It was in April, late one Saturday evening, the steamboat “Red Stone” blew up sixty-five miles above Louisville, while landing on the Kentucky shore; the boat burned to the water edge, and many lives were lost. Men returning from the South, to the homes of their nativity, were consigned to the placid waters of the Ohio for a resting place, others were mangled and torn, left to eke out a weary life, without some of their limbs. The scene upon the shore was heart-rendering above description. The body of one poor man was picked up one-quarter of a mile from the boat, in a corn field, every bone in his body was broken, and its fall to the earth made a hole in the ground, eighteen inches deep. How high he went in the air can only be conjectured, but we may safely say it was out of sight. Several were seen to fall in the middle of the river, who never reached the shore. The dead and dying were gathered up and carried to the houses nearest at hand. The inhabitants of the shore had gathered for three miles up and down the river—all classes and ages were seen pulling pieces of the wreck and struggling persons to the shore= Two girls or half-grown women passed by me walking slowly upon the pebbled shore, gazing into the water, when some distance from me, I saw one of them rush into the water up to her arm-pits and drag something to the shore. I hastened to the spot, and the girls passed on toward the wreck. Several men were carrying the apparently lifeless body of a man upon a board in the direction of the half-way castle, a place of deposit for the dead and dying. His identity was ascertained by some papers taken from his pocket, it was—Don Carlo—the “Hero of Shirt-Tail Bend.”

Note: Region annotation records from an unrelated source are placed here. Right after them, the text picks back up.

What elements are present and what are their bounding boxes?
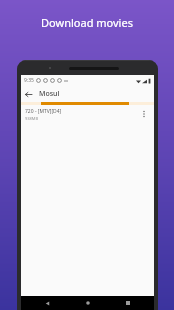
button[interactable]: Back (21, 87, 35, 101)
staticText: 720 - [MTV][D4] (25, 108, 62, 115)
staticText: 9:35 (24, 77, 34, 84)
button[interactable]: More options (138, 105, 150, 123)
button[interactable]: Home (73, 296, 103, 310)
staticText: Mosul (39, 89, 60, 99)
staticText: Download movies (0, 15, 174, 30)
staticText: 938MB (25, 116, 39, 121)
button[interactable]: Back (32, 296, 62, 310)
button[interactable]: 720 - [MTV][D4] (21, 105, 154, 123)
button[interactable]: Recent apps (113, 296, 143, 310)
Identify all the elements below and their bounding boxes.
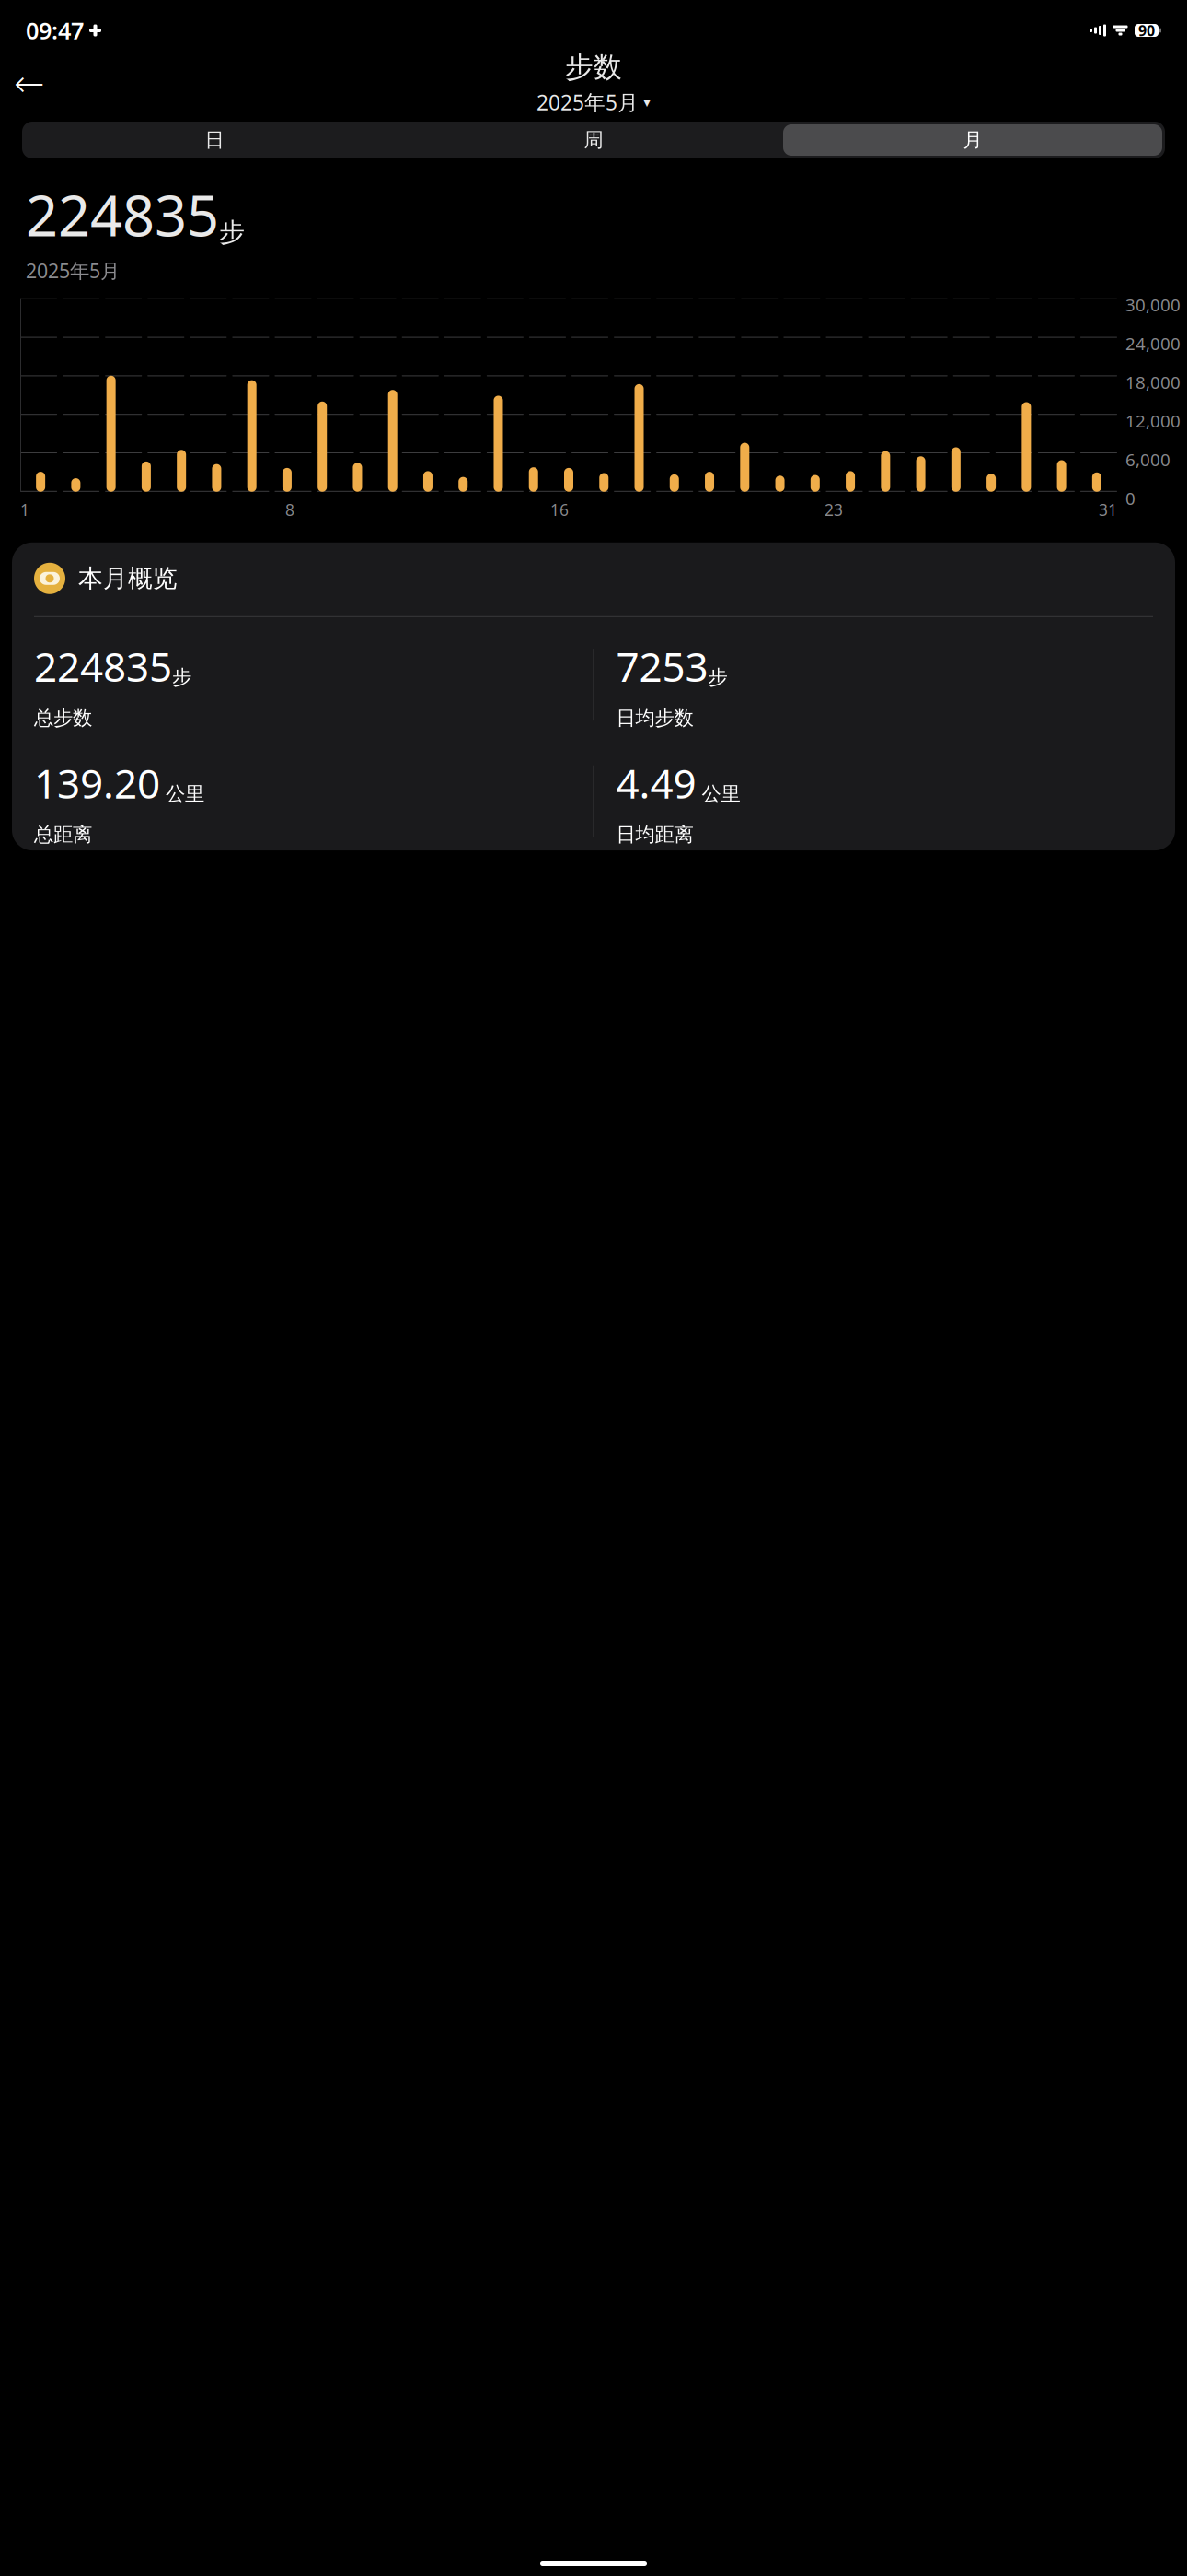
staticText: 90 [1139, 21, 1156, 40]
staticText: 2025年5月 [537, 88, 639, 116]
staticText: 139.20 [34, 756, 160, 810]
staticText: 总距离 [34, 823, 92, 847]
staticText: 224835 [34, 639, 172, 693]
staticText: 步 [219, 217, 245, 248]
button[interactable]: 周 [404, 124, 784, 156]
staticText: 24,000 [1126, 332, 1182, 355]
button[interactable]: Back [9, 64, 50, 104]
staticText: 步 [709, 665, 728, 689]
staticText: 日均距离 [617, 823, 694, 847]
staticText: 09:47 [26, 15, 84, 46]
staticText: 12,000 [1126, 409, 1182, 432]
staticText: ← [14, 63, 45, 105]
staticText: 8 [285, 499, 295, 520]
staticText: 本月概览 [78, 563, 178, 594]
staticText: 月 [964, 128, 983, 152]
button[interactable]: 月 [784, 124, 1163, 156]
staticText: 4.49 [617, 756, 697, 810]
staticText: 公里 [702, 782, 741, 806]
staticText: 1 [20, 499, 29, 520]
staticText: 日 [205, 128, 224, 152]
button[interactable]: 2025年5月 [531, 86, 657, 118]
staticText: 公里 [166, 782, 204, 806]
staticText: 0 [1126, 487, 1136, 510]
staticText: 30,000 [1126, 293, 1182, 316]
staticText: 31 [1100, 499, 1118, 520]
staticText: 224835 [26, 177, 219, 252]
staticText: 2025年5月 [26, 257, 120, 283]
staticText: 日均步数 [617, 706, 694, 730]
staticText: 23 [825, 499, 844, 520]
button[interactable]: 日 [25, 124, 404, 156]
staticText: 步 [172, 665, 192, 689]
staticText: ▾ [644, 94, 651, 111]
staticText: 16 [551, 499, 569, 520]
staticText: 总步数 [34, 706, 92, 730]
staticText: 6,000 [1126, 448, 1171, 471]
staticText: 7253 [617, 639, 709, 693]
staticText: 周 [584, 128, 604, 152]
staticText: 18,000 [1126, 371, 1182, 394]
staticText: 步数 [565, 50, 623, 85]
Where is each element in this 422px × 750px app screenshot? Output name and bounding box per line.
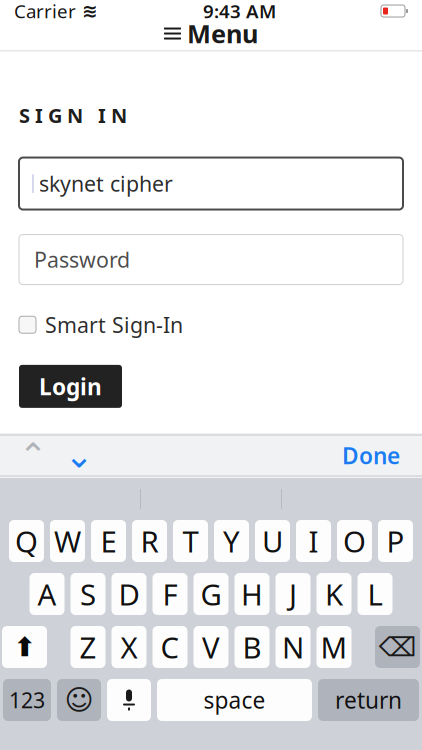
- staticText: F: [162, 574, 178, 614]
- button[interactable]: Shift: [2, 626, 47, 668]
- staticText: S I G N I N: [19, 102, 127, 129]
- staticText: 9:43 AM: [203, 0, 276, 23]
- button[interactable]: Next field: [56, 436, 102, 476]
- button[interactable]: O: [337, 520, 372, 562]
- button[interactable]: 123: [3, 679, 51, 721]
- button[interactable]: G: [194, 573, 228, 615]
- staticText: Login: [39, 371, 102, 401]
- button[interactable]: N: [276, 626, 310, 668]
- button[interactable]: J: [276, 573, 310, 615]
- staticText: T: [182, 522, 198, 560]
- staticText: N: [282, 628, 304, 666]
- staticText: Password: [34, 245, 130, 274]
- staticText: 123: [9, 686, 45, 714]
- staticText: ⌄: [64, 436, 94, 475]
- staticText: skynet cipher: [39, 169, 173, 198]
- button[interactable]: W: [50, 520, 85, 562]
- button[interactable]: Login: [19, 365, 122, 408]
- staticText: Z: [80, 628, 96, 666]
- button[interactable]: F: [152, 573, 188, 615]
- staticText: A: [38, 574, 56, 614]
- staticText: X: [120, 628, 138, 666]
- staticText: O: [343, 522, 366, 560]
- staticText: E: [100, 522, 116, 560]
- staticText: C: [160, 628, 180, 666]
- staticText: Menu: [187, 17, 258, 50]
- button[interactable]: M: [316, 626, 352, 668]
- button[interactable]: C: [152, 626, 188, 668]
- button[interactable]: X: [112, 626, 146, 668]
- staticText: B: [242, 628, 262, 666]
- button[interactable]: Menu: [156, 17, 266, 50]
- staticText: Smart Sign-In: [45, 311, 183, 339]
- staticText: Done: [342, 440, 400, 470]
- button[interactable]: Previous field: [10, 436, 56, 476]
- staticText: ⌃: [18, 436, 48, 475]
- staticText: M: [320, 628, 348, 666]
- button[interactable]: B: [234, 626, 270, 668]
- staticText: ≋: [82, 0, 98, 22]
- staticText: D: [118, 574, 140, 614]
- staticText: return: [335, 685, 402, 715]
- staticText: L: [368, 574, 382, 614]
- staticText: ☺: [64, 684, 94, 716]
- button[interactable]: Delete: [375, 626, 420, 668]
- staticText: space: [204, 685, 266, 715]
- button[interactable]: Q: [9, 520, 44, 562]
- button[interactable]: H: [234, 573, 270, 615]
- button[interactable]: Done: [330, 436, 412, 476]
- staticText: Q: [15, 522, 38, 560]
- staticText: S: [80, 574, 96, 614]
- staticText: W: [54, 522, 81, 560]
- staticText: I: [308, 522, 318, 560]
- button[interactable]: L: [358, 573, 392, 615]
- button[interactable]: P: [378, 520, 413, 562]
- button[interactable]: V: [194, 626, 228, 668]
- button[interactable]: K: [316, 573, 352, 615]
- button[interactable]: Y: [214, 520, 249, 562]
- button[interactable]: return: [318, 679, 419, 721]
- staticText: R: [140, 522, 158, 560]
- button[interactable]: D: [112, 573, 146, 615]
- staticText: ⬆: [14, 632, 36, 662]
- button[interactable]: Dictation: [107, 679, 151, 721]
- button[interactable]: Emoji: [57, 679, 101, 721]
- staticText: V: [202, 628, 220, 666]
- button[interactable]: S: [70, 573, 106, 615]
- staticText: U: [262, 522, 283, 560]
- button[interactable]: A: [30, 573, 64, 615]
- button[interactable]: U: [255, 520, 290, 562]
- staticText: Carrier: [14, 0, 76, 23]
- staticText: Y: [223, 522, 240, 560]
- staticText: P: [386, 522, 404, 560]
- staticText: ⌫: [378, 632, 416, 662]
- staticText: H: [241, 574, 263, 614]
- staticText: K: [325, 574, 343, 614]
- button[interactable]: T: [173, 520, 208, 562]
- staticText: J: [289, 574, 297, 614]
- button[interactable]: E: [91, 520, 126, 562]
- button[interactable]: I: [296, 520, 331, 562]
- button[interactable]: Z: [70, 626, 106, 668]
- staticText: G: [200, 574, 222, 614]
- button[interactable]: R: [132, 520, 167, 562]
- button[interactable]: Smart Sign-In: [19, 307, 183, 343]
- button[interactable]: space: [157, 679, 312, 721]
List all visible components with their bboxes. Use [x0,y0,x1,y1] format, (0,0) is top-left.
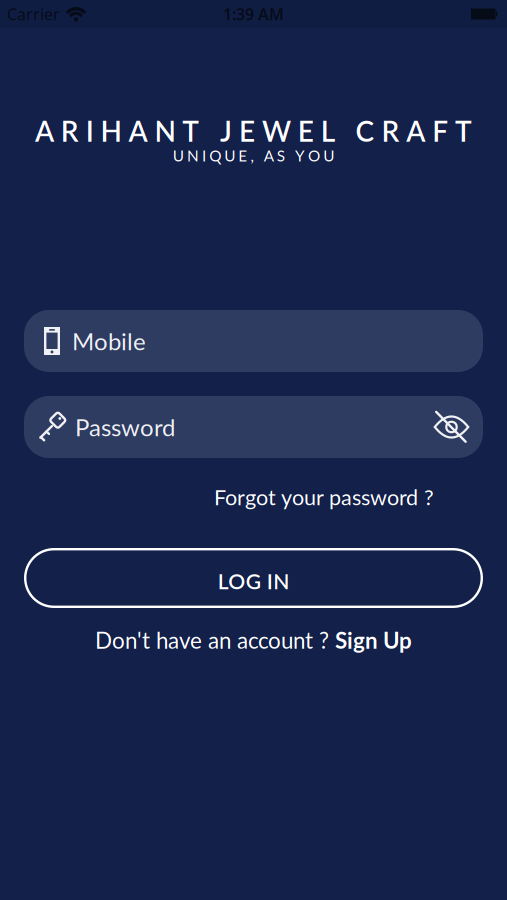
staticText: F [432,114,448,148]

SCENE THIRD—THE SEPARATED SISTERS.
On the stream of human nature's blood,
Are ups and downs in every shape and form,
Some sail gently on a rising flood,
And some are wrecked in a tearful storm.
Tom Fairfield was descended from one of the best families in Virginia. Yet he was animated by what we may call a restless spirit. He ran away from home at twelve years of age, and came to Kentucky with a family of emigrants, who settled near Boone Station, in 1791. Kentucky, until after Wayne's treaty, in 1795, was continually exposed to incursions from the Indians; yet, before Tom's day of manhood, the bloody contest between the white and the red men had terminated on the virgin soil of the new-born State—Kentucky was admitted into the Union in 1792. Yet the heroic struggles with the Indians by the early settlers were fresh in the memories of all. Prior to the settlement of Kentucky by white men, the Southern and Northwestern tribes of Indians were in the habit of hunting here as upon neutral ground. No wigwam had been erected, but it was claimed by all as a hunting ground. The frequent and fierce conflicts that occurred upon the meeting of the Indian tribes, together with conflicts with white men, caused the Indians first to call Kentucky “The dark and bloody ground.” At no point on the American Continent had the hatred between the two races risen to a higher point. Long after the peace between England and America, and the close of the war of American Independence, the conflict between the white and red men in Kentucky was a war of extermination. The quiet cabin of the white man was frequently entered, under cover of night, by some roving band of Indians, and women and children tomahawked in cold blood. White men when taken by them, whether in the field at work, or behind a tree, watching their opportunity to shoot an Indian, were taken off to their towns in Ohio and burned at the stake, or tortured to death in a most cruel manner. No wonder the early settler in Kentucky swore eternal vengeance against the Indian who crossed his path, whether in peace or war. In a land where the white woman has cleaved the skull of the red warrior with an ax, who attempted to enter her cabin rifle in hand, from whence all but her had fled—who shall refuse to remember the heroines of the early settlers, and the historic name of the dark and bloody ground.
When Tom Fairfield arrived at manhood, the golden wing of peace was spread over the new-born State, from the Cumberland Mountains to the Ohio river.